Toujours sur l’international, le questionnaire montre par ailleurs des faiblesses concernant l’enseignement des langues. L’UNEF avait mené une enquête similaire sur un échantillon de 300 étudiants et le constat est similaire, les étudiants n’étant pas satisfaits de la qualité des enseignements pointaient le problème que ces enseignements étaient très peu pratique mais a l’inverse, très, voire même trop théorique. Les étudiants souhaitent, en plus d’avoir plus d’heures de cours, sur les bases théoriques de leur discipline (grammaire traduction, version), des heures réservées à la conversation orale, meilleur outil pour mettre en pratique leur savoir. C’est pourquoi nous souhaitons que l’UVSQ se fixe pour objectif et se donne les moyens pour qu’à la fin de chaque licence, l’étudiant puisse savoir écrire et parler la/les langues vivantes de son choix.

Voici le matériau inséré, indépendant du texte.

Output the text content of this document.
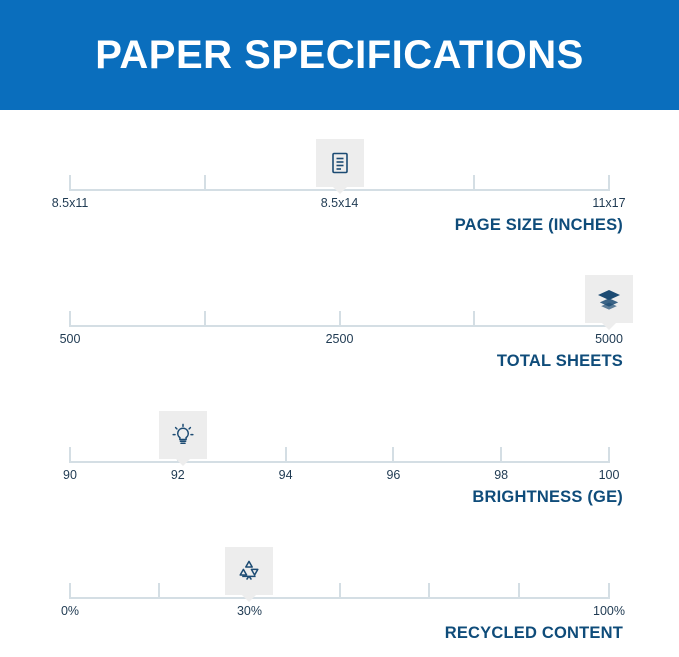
PAPER SPECIFICATIONS
8.5x11	8.5x14	11x17
PAGE SIZE (INCHES)
500	2500	5000
TOTAL SHEETS
90	92	94	96	98	100
BRIGHTNESS (GE)
0%	30%	100%
RECYCLED CONTENT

Formation et insertion professionnelle : nous voulons des stages !

L’UVSQ place beaucoup d’importance pour l’insertion professionnelle des étudiants. Par ailleurs, ces dernières années, l’UVSQ a su innover avec l’appui des étudiants dans de nouveaux dispositifs tels que les cours de méthodologie universitaire ou le dispositif ABRI – qui permettent une meilleure insertion d’abord dans l’université puis dans le monde du travail. L’enquête montre qu’il reste beaucoup à faire pour l’UVSQ. Beaucoup d’étudiants s’inquiètent de la reconnaissance de leurs diplômes dans le monde du travail. L’UVSQ doit donc se doter de nouvelles marges de manœuvres pour l’insertion professionnelle de ses étudiants et pas uniquement en se reposant sur des réseaux d’anciens étudiants. Le travail déjà effectué par la DRIP doit être pour nous un point d’appui pour aller plus loin afin que les mesures d’insertion professionnelle soient plus systématiques dans les formations. Rédaction de CV, entraînement à des entretiens d’embauches, cours de Droit du travail, ces modules de formations doivent être obligatoires dans toutes les licences.
Par ailleurs l’expérience professionnelle par les stages est une valeur ajoutée au diplôme Malheureusement on observe de profondes inégalités d’accès aux stages: ceux qui ont la possibilité de faire des stages dans leur cursus et ceux qui n’ont pas cette possibilité, ainsi que ceux qui font des stages hors cursus et ceux qui ne peuvent pas. Ces inégalités sont dus à un désengagement du service public à la professionnalisation des études, mais aussi à cause d’inégalités sociales. Comment obtenir un stage lorsque celui-ci n’est pas rémunéré alors que nous devons travailler l’été pour subvenir à nos besoins pour nous payer des vacances, voire l’année universitaire suivante ? En adéquation avec les annonces ministérielles, nous souhaitons que les stages soient maintenant inclus dans le cursus universitaire de manière obligatoire dès la licence ! De plus, la recherche d’un stage en rapport avec nos études relèvent souvent du parcours du combattant. Soit l’étudiant dispose d’un réseau qui lui permet de trouver un stage plus facilement (le stage piston), soit il doit trouver un stage rapidement même si celui-ci n’a aucun rapport avec son projet professionnel.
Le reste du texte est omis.